Her retired parents now live in Edinburgh. “They have been very much part of the process while I’ve been writing the book. We’ve talked a lot, particularly my father and I. They’ve both been very supportive. As have my amazing sisters. Mimi, the youngest, is a dancer and movement psychotherapist and Joanne is a doctor, running a clinic in the jungle in Burma. She’s been a great help with medical facts because, of course, people fell sick in the camps.”

Educated at St Margaret’s, in Edinburgh, Mackenzie was 17 when she moved to London to read Religion, History and Thai at SOAS before gaining a Creative Writing MA at Royal Holloway under former Poet Laureate Andrew Motion. Currently, she’s attending Daljit Nagra’s poetry course at the Faber Academy. Meanwhile, she teaches improvisation workshops and performs her own pieces, fusing language and movement. “Being alive with a text on stage is so wonderful. All my movement training comes from a decade of Japanese martial arts,” she says.

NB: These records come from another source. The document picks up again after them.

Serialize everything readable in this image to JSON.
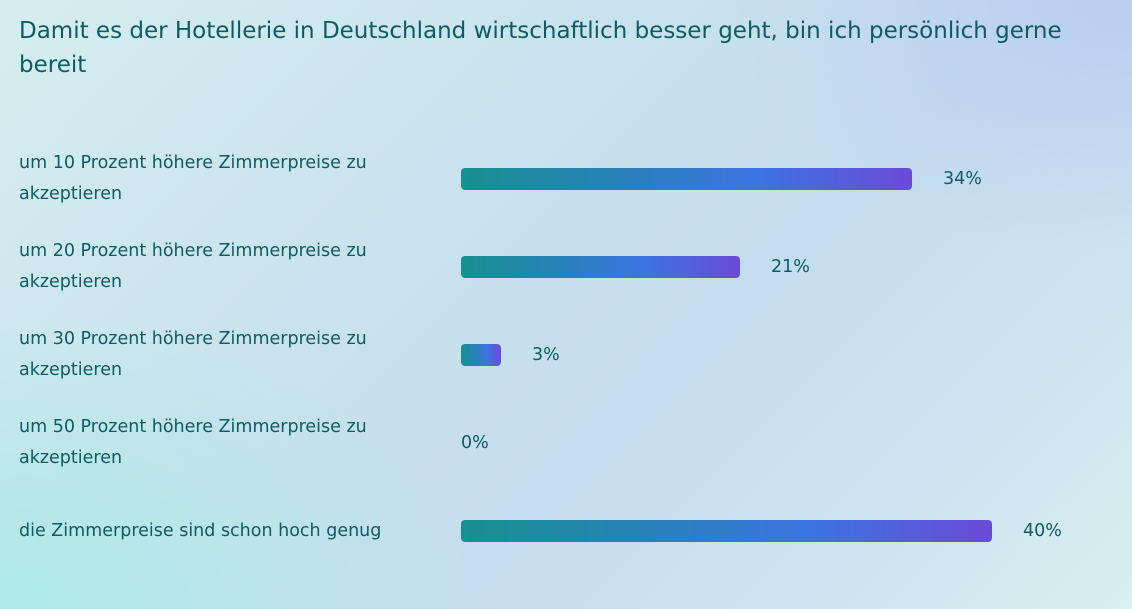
{
  "chart_data": {
    "type": "bar",
    "orientation": "horizontal",
    "title": "Damit es der Hotellerie in Deutschland wirtschaftlich besser geht, bin ich persönlich gerne bereit",
    "categories": [
      "um 10 Prozent höhere Zimmerpreise zu akzeptieren",
      "um 20 Prozent höhere Zimmerpreise zu akzeptieren",
      "um 30 Prozent höhere Zimmerpreise zu akzeptieren",
      "um 50 Prozent höhere Zimmerpreise zu akzeptieren",
      "die Zimmerpreise sind schon hoch genug"
    ],
    "values": [
      34,
      21,
      3,
      0,
      40
    ],
    "value_labels": [
      "34%",
      "21%",
      "3%",
      "0%",
      "40%"
    ],
    "unit": "%",
    "xlim": [
      0,
      40
    ],
    "grid": false,
    "legend": "none",
    "colors": {
      "bar_start": "#16908f",
      "bar_mid": "#3b74e0",
      "bar_end": "#6b4ad8",
      "text": "#0d5c63"
    }
  }
}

“I met someone who ran a fabulous theatre company, who suggested I train in toyama ryu, rather than being an actor who is just a head on a body! I’m obsessed. I really love it; I’ve trained in Japan and taken part in tournaments. I love the ceremony, correctly putting on my clothes, working with the sword, the craftsmanship, the art.

“It’s about expressing good energy and it’s a terrific test for your mind. All these images come to me when I’m training, which is a great help with my writing because it’s all quite Zen – and it’s a step into the unknown.”

In a Land of Paper Gods by Rebecca Mackenzie (Tinder Press, £16.99).